“Vogliate perdonare i toni, ma sono quelli di una famiglia delusa e sfiduciata che sperava di essere tutelata dallo Stato italiano, ma purtroppo così non è stato”. Ha esordito così, Dario Iacovacci, fratello di Vittorio, il carabiniere di scorta ucciso con l’ambasciatore Luca Attanasio in Repubblica Democratica del Congo il 22 febbraio 2021. Ha parlato così davanti alla Commissione Diritti Umani del Senato che a distanza di due mesi dall’audizione di Salvatore Attanasio, ha voluto ieri ascoltare il fratello maggiore del carabiniere scelto Vittorio Iacovacci.
“Ad oggi l’unico dato certo è che nulla, nulla è stato fatto. L’assenza del governo in sede processuale ha avuto un sapore amaro per tutti noi”. Sono parole dure, le sue, mai sopra le righe, sempre rispettose ma da cui traspare profondo rammarico. Accompagnato dall’avvocato Vania Passiatore, Iacovacci ha voluto ricordare chi era suo fratello, la sua “umanità nel quotidiano”, le origini umili, la famiglia “che ci ha educati all’importanza del lavoro e ci ha trasmesso i valori della vita”.
“Quel 22 febbraio – ha proseguito Iacovacci – non poteva essere vero, non doveva esserlo. Pensavo a uno scambio di persona, speravo in uno scambio di persona, ci ho sperato fino all’ultimo”. E ha poi ribadito con forza: “Noi non ci rassegniamo all’impossibilità di fargli giustizia. A lui, che per lo Stato c’è sempre stato, che credeva in quella missione. Vittorio serviva l’Italia. Era pienamente consapevole del suo incarico in Congo e quali fossero tutti i rischi connessi alla missione. Proprio per questo sono certo che avesse manifestato a chi di dovere le criticità emerse durante il viaggio a Goma e durante tutta la missione, ma evidentemente si è deciso di procedere in quelle condizioni. Qualcuno ha deciso di procedere in quelle condizioni”.
Iacovacci ricorda il non luogo a procedere deciso dalla Gup Marisa Mosetti, per l’immunità diplomatica riconosciuta ai due funzionari Pam con conseguente difetto di giurisdizione, ma “in questa sede voglio esprimere anche a nome della mia famiglia tutto il rammarico e il disappunto per quanto accaduto in questi mesi nell’aula del tribunale penale. Non so quale rappresentante del nostro governo o con quale mezzo avrebbe potuto e dovuto esprimersi. Ad oggi l’unico dato certo è che nulla, nulla è stato fatto in questo senso. Pur nella consapevolezza che entrano in gioco questioni sovranazionali, non possiamo tuttavia dimenticare che sono caduti due servitori dello Stato italiano nell’adempimento del loro dovere.

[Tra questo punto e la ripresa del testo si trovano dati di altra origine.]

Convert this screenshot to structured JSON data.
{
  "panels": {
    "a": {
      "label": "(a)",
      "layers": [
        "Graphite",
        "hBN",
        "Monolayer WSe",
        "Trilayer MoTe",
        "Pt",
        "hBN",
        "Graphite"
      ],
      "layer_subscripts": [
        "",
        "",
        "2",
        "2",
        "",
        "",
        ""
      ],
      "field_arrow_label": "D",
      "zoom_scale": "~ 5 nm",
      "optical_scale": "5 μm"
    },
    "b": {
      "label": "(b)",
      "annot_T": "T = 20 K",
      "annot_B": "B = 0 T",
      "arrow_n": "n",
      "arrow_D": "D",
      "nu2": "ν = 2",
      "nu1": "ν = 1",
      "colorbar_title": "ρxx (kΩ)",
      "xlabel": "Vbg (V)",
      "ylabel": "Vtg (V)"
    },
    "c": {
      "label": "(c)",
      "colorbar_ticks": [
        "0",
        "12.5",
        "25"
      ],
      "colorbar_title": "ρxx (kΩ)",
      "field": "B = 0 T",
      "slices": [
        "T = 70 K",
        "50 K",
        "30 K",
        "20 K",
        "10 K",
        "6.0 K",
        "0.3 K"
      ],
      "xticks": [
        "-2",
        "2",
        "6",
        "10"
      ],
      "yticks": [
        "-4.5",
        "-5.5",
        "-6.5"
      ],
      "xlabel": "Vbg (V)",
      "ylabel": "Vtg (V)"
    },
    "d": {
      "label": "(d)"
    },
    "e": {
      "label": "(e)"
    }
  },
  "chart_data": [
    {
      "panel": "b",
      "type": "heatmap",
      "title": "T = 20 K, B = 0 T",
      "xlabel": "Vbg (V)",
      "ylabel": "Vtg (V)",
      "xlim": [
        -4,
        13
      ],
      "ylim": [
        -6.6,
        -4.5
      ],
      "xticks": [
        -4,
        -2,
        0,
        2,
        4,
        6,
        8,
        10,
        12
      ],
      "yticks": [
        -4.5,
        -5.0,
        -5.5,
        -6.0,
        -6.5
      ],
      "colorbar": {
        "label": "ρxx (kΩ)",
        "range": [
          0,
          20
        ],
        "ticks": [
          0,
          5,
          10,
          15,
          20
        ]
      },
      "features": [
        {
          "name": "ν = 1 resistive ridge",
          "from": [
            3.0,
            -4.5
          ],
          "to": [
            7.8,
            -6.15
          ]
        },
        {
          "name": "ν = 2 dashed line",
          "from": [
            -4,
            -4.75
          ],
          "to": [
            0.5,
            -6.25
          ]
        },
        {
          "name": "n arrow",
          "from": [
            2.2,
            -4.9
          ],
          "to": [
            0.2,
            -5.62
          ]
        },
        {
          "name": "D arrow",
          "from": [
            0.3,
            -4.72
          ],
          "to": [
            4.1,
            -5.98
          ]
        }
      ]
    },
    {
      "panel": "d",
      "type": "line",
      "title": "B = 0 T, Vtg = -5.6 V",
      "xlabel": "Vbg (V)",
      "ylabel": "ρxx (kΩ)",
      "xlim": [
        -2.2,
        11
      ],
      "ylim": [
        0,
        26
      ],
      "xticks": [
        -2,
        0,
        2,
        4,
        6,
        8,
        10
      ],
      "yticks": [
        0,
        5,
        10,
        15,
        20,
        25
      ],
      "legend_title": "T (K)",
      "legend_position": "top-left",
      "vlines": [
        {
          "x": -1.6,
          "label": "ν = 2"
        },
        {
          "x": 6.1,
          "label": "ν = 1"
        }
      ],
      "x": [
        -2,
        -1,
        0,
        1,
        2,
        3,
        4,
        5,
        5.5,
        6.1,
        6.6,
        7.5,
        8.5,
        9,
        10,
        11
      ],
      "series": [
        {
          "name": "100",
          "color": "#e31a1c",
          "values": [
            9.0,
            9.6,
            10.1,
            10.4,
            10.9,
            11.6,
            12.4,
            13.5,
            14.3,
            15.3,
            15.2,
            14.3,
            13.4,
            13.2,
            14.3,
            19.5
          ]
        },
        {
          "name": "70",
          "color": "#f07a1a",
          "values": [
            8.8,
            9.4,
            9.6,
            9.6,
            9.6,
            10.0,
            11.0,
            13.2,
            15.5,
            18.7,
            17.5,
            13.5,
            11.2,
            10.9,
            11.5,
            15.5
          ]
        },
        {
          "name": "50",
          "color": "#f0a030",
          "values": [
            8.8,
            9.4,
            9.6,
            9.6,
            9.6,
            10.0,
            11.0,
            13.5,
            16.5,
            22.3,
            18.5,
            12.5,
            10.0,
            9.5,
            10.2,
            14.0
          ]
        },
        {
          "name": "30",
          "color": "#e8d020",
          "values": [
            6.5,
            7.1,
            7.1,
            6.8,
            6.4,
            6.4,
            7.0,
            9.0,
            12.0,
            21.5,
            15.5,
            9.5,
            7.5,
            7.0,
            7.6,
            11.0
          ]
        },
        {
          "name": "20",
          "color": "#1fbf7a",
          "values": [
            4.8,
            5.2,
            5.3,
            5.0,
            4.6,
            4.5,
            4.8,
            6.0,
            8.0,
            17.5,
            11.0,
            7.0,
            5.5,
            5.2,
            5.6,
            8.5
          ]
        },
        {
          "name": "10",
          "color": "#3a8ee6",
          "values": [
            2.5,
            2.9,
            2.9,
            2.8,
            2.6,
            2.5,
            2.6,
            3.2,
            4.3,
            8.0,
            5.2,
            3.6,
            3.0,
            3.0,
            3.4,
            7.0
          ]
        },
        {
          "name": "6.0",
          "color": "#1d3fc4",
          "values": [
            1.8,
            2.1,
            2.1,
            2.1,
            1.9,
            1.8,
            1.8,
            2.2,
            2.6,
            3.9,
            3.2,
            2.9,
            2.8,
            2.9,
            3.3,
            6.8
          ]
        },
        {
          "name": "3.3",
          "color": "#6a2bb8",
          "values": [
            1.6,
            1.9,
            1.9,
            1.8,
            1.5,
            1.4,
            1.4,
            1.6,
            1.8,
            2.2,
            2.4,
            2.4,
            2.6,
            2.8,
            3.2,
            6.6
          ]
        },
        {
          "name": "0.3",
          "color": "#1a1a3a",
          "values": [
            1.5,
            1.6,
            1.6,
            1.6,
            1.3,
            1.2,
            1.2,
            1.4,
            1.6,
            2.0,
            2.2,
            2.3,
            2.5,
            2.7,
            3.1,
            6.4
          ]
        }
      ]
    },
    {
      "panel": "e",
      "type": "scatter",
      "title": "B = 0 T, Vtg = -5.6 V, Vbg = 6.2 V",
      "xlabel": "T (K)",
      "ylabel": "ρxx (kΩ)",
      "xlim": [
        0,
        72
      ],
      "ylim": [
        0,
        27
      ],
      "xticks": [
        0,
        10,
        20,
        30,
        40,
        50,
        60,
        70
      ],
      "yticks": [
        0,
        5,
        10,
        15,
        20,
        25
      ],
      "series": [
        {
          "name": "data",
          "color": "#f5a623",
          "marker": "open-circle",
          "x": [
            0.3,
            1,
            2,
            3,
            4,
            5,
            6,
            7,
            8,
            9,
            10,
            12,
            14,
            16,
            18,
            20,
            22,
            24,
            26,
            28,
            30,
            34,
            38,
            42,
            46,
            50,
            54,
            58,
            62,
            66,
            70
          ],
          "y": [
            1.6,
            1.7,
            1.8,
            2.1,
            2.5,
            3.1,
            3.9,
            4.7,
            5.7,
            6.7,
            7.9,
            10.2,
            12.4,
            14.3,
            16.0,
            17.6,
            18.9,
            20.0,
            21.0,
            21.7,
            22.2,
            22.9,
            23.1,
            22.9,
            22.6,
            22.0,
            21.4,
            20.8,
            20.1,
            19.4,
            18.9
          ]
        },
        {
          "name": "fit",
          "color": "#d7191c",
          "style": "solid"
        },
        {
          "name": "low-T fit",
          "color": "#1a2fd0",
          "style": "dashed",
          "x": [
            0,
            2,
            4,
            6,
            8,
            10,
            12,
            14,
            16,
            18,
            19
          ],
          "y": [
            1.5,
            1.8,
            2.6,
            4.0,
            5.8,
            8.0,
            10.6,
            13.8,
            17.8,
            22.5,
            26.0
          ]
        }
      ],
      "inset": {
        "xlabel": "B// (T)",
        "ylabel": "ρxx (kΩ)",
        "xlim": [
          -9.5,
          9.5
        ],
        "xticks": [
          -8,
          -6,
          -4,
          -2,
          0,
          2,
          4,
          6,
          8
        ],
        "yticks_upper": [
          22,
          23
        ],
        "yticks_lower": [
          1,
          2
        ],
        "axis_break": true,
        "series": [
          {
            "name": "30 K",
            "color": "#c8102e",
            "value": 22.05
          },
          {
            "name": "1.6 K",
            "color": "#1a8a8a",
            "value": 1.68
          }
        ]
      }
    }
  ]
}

L’assenza del governo in sede processuale ha avuto un sapore amaro per tutti noi, non soltanto perché non si è schierato a fianco dei familiari delle vittime, ma anche e soprattutto perché così facendo ha negato la dignità, l’onore a quei giovani uomini che sono morti per servire il loro Paese. Abbiamo promesso a Vittorio di fargli giustizia e non saremo sereni fin quando così non sarà. Non riusciamo a darci pace e non vogliamo che ciò avvenga, anche per proteggere chi come lui sceglie di giurare fedeltà alla patria”.
Iacovacci insiste sulle misure da introdurre affinché, almeno, una tragedia simile non si ripeta. “Abbiamo appreso dell’introduzione di un funzionario addetto alle missioni dei carabinieri in ambasciata. Bene, questa è solo una delle tante cose che si possono fare per garantire la sicurezza ai nostri uomini all’estero, che più e più volte si sono trovati a gestire situazioni estremamente complesse ed è solo per buona sorte che le cose sono andate bene. Ed è per questo che in questa drammatica vicenda tutti hanno delle responsabilità. L’ambasciatore aveva chiesto un rafforzamento della scorta, purtroppo di fatto mai concesso e non so ad oggi quale sia stato il motivo di tale scelta. Resta il fatto che Vittorio quel giorno era solo a garantire la sicurezza. Chiedo quindi che questo mio sfogo sia uno spunto di riflessione per tutti voi, spero che eventi simili non accadranno più. Non auguro a nessuno il dolore che la mia famiglia ogni giorno affronta con silenzio e dignità. E mi auguro che si possa arrivare alla verità e a punire chi ha permesso e chi ha programmato l’attentato del 22 febbraio 2021 a mio fratello Vittorio. Continuo – conclude – a riporre ancora una volta tutta la fiducia possibile nello Stato italiano, al quale anch’io ho giurato fedeltà”.